Harvey Steven Levin, Ph.D. passed away peacefully on April 1, 2022.
He was born on Dec. 12, 1946, in New York City to Nathan and Mary Levin. A graduate of the City College of New York, he earned a doctorate in psychology at the University of Iowa under the tutelage of Arthur Benton, Ph.D. and completed his internship in psychology at the Illinois Masonic Medical Center in Chicago.
Harvey was a board-certified neuropsychologist and clinical psychologist and joined the faculty at the University of Texas Medical Branch in Galveston where he began an internationally renowned career in clinical work, teaching, and, most of all, pioneering research on traumatic brain injury. In 1995, Harvey established the Cognitive Neuroscience Laboratory at Baylor College of Medicine within the Department of Physical Medicine & Rehabilitation, which was supported by federal grants, including funding from the National Institutes of Health, Department of Defense, the Department of Veterans Affairs, and the Centers for Disease Control and Prevention. The CNL integrates rehabilitation and neuroplasticity research with multimodality brain imaging, cognitive psychology, and neuropsychology. The lab focuses on multidisciplinary TBI research involving adult and pediatric populations and has pursued both observational studies and clinical trials. Harvey researched sports-related concussion, and in his joint appointment at the Michael E. DeBakey VA Medical Center, Harvey also researched mTBI sustained by veterans in combat.
Harvey’s seminal findings in brain injury research and treatment include the creation of the Galveston Orientation and Amnesia Test, which is used by clinicians around the world to assess cognition in the subacute state of mild TBI (mTBI). Harvey’s group was also one of the first to analyze the neurobehavioral effects of mTBI in relation to various modalities of brain imaging and carried out clinical trials of hypothermia, errorless learning, Ritalin, CDP choline, and progesterone. To monitor the quality of outcome data across sites, Harvey developed a code for the reliability of data collected and implemented the role of an outcome monitor who evaluated adherence to protocol across sites.
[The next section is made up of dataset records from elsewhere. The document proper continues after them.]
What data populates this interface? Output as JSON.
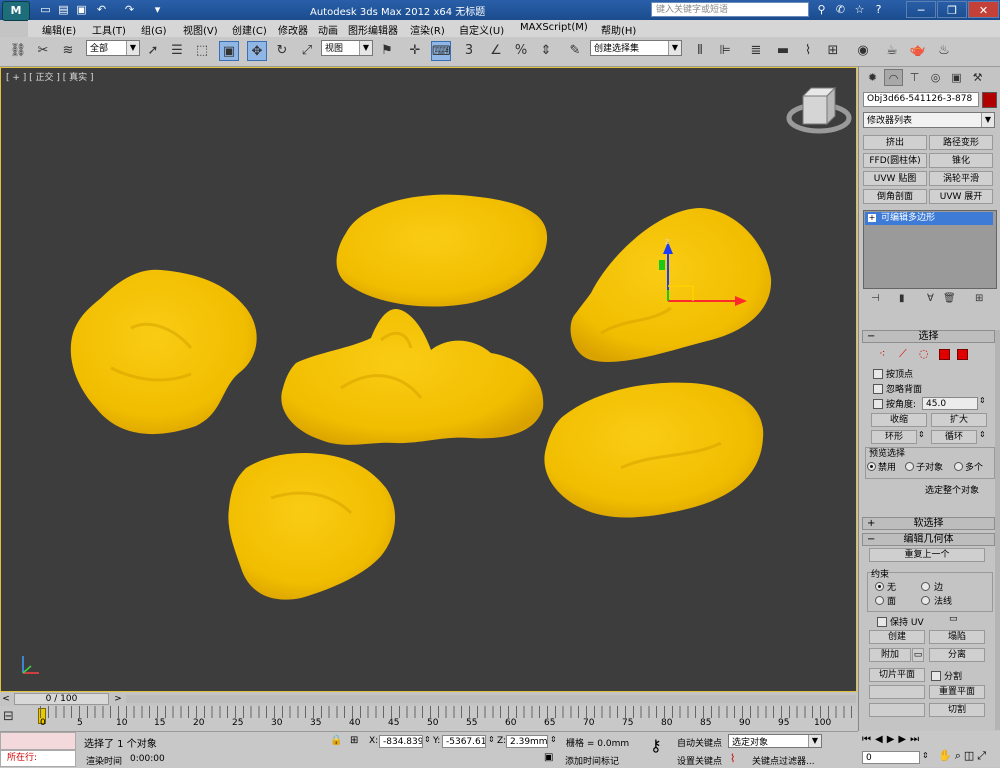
{
  "title_bar": {
    "title": "Autodesk 3ds Max  2012 x64      无标题",
    "search_placeholder": "键入关键字或短语"
  },
  "menu": {
    "items": [
      "编辑(E)",
      "工具(T)",
      "组(G)",
      "视图(V)",
      "创建(C)",
      "修改器",
      "动画",
      "图形编辑器",
      "渲染(R)",
      "自定义(U)",
      "MAXScript(M)",
      "帮助(H)"
    ]
  },
  "toolbar": {
    "filter_select": "全部",
    "ref_coord": "视图",
    "snap_label": "3",
    "named_selection": "创建选择集"
  },
  "viewport": {
    "label": "[ + ] [ 正交 ] [ 真实 ]",
    "object_color": "#f5c400",
    "gizmo_z_label": "z"
  },
  "command_panel": {
    "object_name": "Obj3d66-541126-3-878",
    "object_color": "#b00000",
    "modifier_list": "修改器列表",
    "modifier_buttons": [
      [
        "挤出",
        "路径变形"
      ],
      [
        "FFD(圆柱体)",
        "锥化"
      ],
      [
        "UVW 贴图",
        "涡轮平滑"
      ],
      [
        "倒角剖面",
        "UVW 展开"
      ]
    ],
    "stack_item": "可编辑多边形",
    "selection": {
      "header": "选择",
      "by_vertex": "按顶点",
      "ignore_backface": "忽略背面",
      "by_angle": "按角度:",
      "angle_value": "45.0",
      "shrink": "收缩",
      "grow": "扩大",
      "ring": "环形",
      "loop": "循环",
      "preview_label": "预览选择",
      "preview_disabled": "禁用",
      "preview_subobject": "子对象",
      "preview_multi": "多个",
      "select_whole": "选定整个对象"
    },
    "soft_selection": "软选择",
    "edit_geometry": {
      "header": "编辑几何体",
      "repeat_last": "重复上一个",
      "constraints_label": "约束",
      "none": "无",
      "edge": "边",
      "face": "面",
      "normal": "法线",
      "preserve_uv": "保持 UV",
      "create": "创建",
      "collapse": "塌陷",
      "attach": "附加",
      "detach": "分离",
      "slice_plane": "切片平面",
      "split": "分割",
      "reset_plane": "重置平面",
      "cut": "切割"
    }
  },
  "timeline": {
    "frame_display": "0 / 100",
    "ticks": [
      "0",
      "5",
      "10",
      "15",
      "20",
      "25",
      "30",
      "35",
      "40",
      "45",
      "50",
      "55",
      "60",
      "65",
      "70",
      "75",
      "80",
      "85",
      "90",
      "95",
      "100"
    ]
  },
  "status": {
    "mode_label": "所在行:",
    "selection_msg": "选择了 1 个对象",
    "render_time_label": "渲染时间",
    "render_time": "0:00:00",
    "x_label": "X:",
    "x_value": "-834.839m",
    "y_label": "Y:",
    "y_value": "-5367.61m",
    "z_label": "Z:",
    "z_value": "2.39mm",
    "grid": "栅格 = 0.0mm",
    "add_time_tag": "添加时间标记",
    "auto_key": "自动关键点",
    "set_key": "设置关键点",
    "key_mode": "选定对象",
    "key_filters": "关键点过滤器...",
    "frame_value": "0"
  }
}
During his career, Harvey authored and co-authored more than 300 articles in scientific journals and numerous books that advanced knowledge of and treatments for TBI, epilepsy, Parkinson’s disease, and other illnesses that affect brain functioning. In 1989, he served as president of the International Neuropsychological Society. Over the years he also received many prestigious awards, including the Javits Neuroscience Investigator Award, the Jennett-Plum Award for Research on Traumatic Brain Injury, the Distinguished Career Award by the International Neuropsychological Society, the American Congress of Rehabilitation Gold Key Award, and the Distinguished Lifetime Contribution to Neuropsychology Award from the National Academy of Neuropsychology, as well as awards from other head injury and psychological organizations, including the International Brain Injury Association, the National Head Injury Foundation, the North American Brain Injury Society, Texas Psychological Association, and the Defense and Veterans Brain Injury Center. Harvey was also very active as a reviewer on federal grant panels and as an editor and reviewer for journals.
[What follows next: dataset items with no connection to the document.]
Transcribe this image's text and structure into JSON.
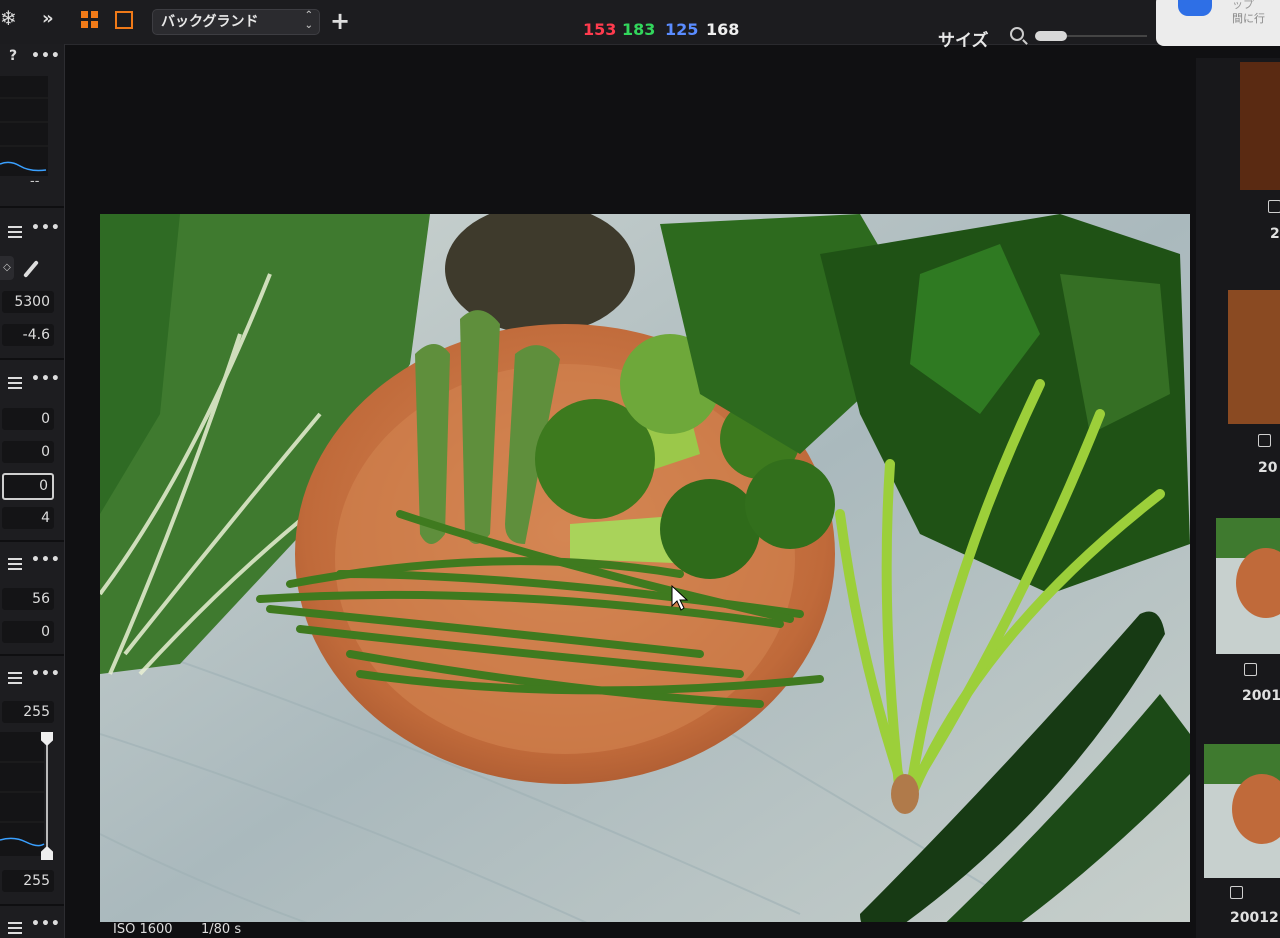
{
  "toolbar": {
    "background_select": "バックグランド",
    "rgb": {
      "r": "153",
      "g": "183",
      "b": "125",
      "lum": "168"
    },
    "size_label": "サイズ",
    "colors": {
      "accent": "#f07a18",
      "red": "#ff3b4e",
      "green": "#32d65c",
      "blue": "#5a8cff"
    }
  },
  "notification": {
    "line1": "ップ",
    "line2": "間に行"
  },
  "left_panel": {
    "help": "?",
    "menu": "•••",
    "histogram_value": "--",
    "white_balance": {
      "temperature": "5300",
      "tint": "-4.6"
    },
    "exposure": {
      "values": [
        "0",
        "0",
        "0",
        "4"
      ]
    },
    "clarity": {
      "values": [
        "56",
        "0"
      ]
    },
    "levels": {
      "high": "255",
      "low": "255"
    }
  },
  "filmstrip": {
    "items": [
      {
        "label": "2"
      },
      {
        "label": "20"
      },
      {
        "label": "2001"
      },
      {
        "label": "20012"
      }
    ]
  },
  "status": {
    "iso": "ISO 1600",
    "shutter": "1/80 s"
  }
}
In addition to being an avid educator, teaching classes within his home department of PM&R at Baylor College of Medicine, at the University of Houston, and at the National and Kapodistrian University of Athens Medical School in Greece, Harvey was an evaluator for the American Board of Clinical Neuropsychology/American Board of Professional Psychology and an often-invited lecturer at numerous scientific organizations. He was known as a great mentor to hundreds of learners over his 50-year career in neuropsychology, including postdoctoral fellows as the director of NCMRR/NIH T32 Postdoctoral Research Program in Rehabilitation Research and as an advocate to anyone who wished to learn. You will be hard pressed to find a neuropsychologist in Houston who cannot trace their training lineage back to Harvey. He will be greatly missed, and his legacy will live on through the many careers he has shaped.
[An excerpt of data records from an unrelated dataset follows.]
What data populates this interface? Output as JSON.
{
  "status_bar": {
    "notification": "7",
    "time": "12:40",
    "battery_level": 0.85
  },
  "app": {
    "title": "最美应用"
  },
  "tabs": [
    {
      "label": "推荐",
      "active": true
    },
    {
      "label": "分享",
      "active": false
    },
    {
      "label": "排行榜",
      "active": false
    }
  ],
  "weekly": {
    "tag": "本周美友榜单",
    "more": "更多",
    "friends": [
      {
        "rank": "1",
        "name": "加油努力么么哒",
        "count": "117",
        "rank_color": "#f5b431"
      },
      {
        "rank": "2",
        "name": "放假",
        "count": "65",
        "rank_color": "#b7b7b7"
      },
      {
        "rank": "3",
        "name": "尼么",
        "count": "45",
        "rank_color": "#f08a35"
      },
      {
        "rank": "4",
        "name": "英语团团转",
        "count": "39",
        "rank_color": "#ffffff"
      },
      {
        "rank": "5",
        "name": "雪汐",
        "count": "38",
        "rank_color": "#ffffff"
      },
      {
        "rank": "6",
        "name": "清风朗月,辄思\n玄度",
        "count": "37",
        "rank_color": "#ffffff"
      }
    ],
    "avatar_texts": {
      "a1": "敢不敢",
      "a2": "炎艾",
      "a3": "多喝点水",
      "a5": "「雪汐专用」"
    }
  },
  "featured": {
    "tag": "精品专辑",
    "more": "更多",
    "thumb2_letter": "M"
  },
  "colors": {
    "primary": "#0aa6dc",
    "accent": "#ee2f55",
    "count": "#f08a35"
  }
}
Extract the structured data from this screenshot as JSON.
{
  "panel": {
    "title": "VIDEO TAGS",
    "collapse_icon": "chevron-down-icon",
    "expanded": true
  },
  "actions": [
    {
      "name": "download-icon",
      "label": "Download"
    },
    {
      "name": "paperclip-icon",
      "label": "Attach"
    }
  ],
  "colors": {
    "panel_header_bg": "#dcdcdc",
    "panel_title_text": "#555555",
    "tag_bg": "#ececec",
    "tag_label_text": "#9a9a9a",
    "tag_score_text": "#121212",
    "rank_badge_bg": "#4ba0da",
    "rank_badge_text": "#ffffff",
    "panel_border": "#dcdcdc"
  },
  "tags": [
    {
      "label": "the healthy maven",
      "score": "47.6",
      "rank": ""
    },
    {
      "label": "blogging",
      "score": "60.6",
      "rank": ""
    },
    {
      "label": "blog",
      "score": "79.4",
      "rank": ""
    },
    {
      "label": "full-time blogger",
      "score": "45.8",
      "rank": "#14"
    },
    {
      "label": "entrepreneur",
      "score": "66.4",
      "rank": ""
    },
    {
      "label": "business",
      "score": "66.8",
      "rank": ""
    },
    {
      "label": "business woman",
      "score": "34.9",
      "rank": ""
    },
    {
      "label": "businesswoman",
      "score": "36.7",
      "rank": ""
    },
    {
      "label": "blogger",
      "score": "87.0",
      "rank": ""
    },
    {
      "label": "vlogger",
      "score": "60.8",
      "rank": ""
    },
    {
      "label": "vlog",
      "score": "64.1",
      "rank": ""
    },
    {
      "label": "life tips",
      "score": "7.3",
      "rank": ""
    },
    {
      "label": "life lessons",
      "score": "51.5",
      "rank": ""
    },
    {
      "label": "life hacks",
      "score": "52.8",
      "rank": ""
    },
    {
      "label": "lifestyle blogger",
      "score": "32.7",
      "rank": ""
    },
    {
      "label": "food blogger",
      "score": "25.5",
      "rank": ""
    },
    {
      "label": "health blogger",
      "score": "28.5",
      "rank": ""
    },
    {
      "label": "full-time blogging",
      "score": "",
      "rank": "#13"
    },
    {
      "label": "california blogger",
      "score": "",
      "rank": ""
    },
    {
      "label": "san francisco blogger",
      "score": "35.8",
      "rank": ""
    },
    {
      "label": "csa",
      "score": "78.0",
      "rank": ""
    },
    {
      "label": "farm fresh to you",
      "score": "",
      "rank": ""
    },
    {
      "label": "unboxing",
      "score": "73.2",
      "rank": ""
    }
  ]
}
Harvey's zest and enthusiasm for life were contagious. He biked, swam and was an avid runner. He was passionate about music, fine art, health foods, and culture. His most cherished memories include traveling the world, combining his teaching and research engagements while absorbing historical, cultural, and culinary offerings from Turkey to Tuscany.
Harvey spoke French and was enamored with French culture, which was evident in his passion for cooking which flourished in the latter third of his life. Harvey also studied wine and classical music, collecting an impressive library of recordings. He immersed himself in Houston's rich performing arts scene, including the Houston Symphony, Houston Ballet, Da Camera Society, Houston Early Music, Houston Grand Opera, and Opera in the Heights.
Harvey is survived by his son Marc and his partner of 15 years, Ruth Buryakovsky. He was married to Ellen M. Levin, PhD from 1967 to 1996. He is also survived by his brother Arthur Levin, PhD, his sister Patty Levin and nephew Alexander Setzepfandt, and cousins with whom he was close, Elaine Apter, Felice Apter and Judy Carson.
Donations can be made to the Brain Injury Association of America and World Jewish Relief Ukraine Crisis Appeal.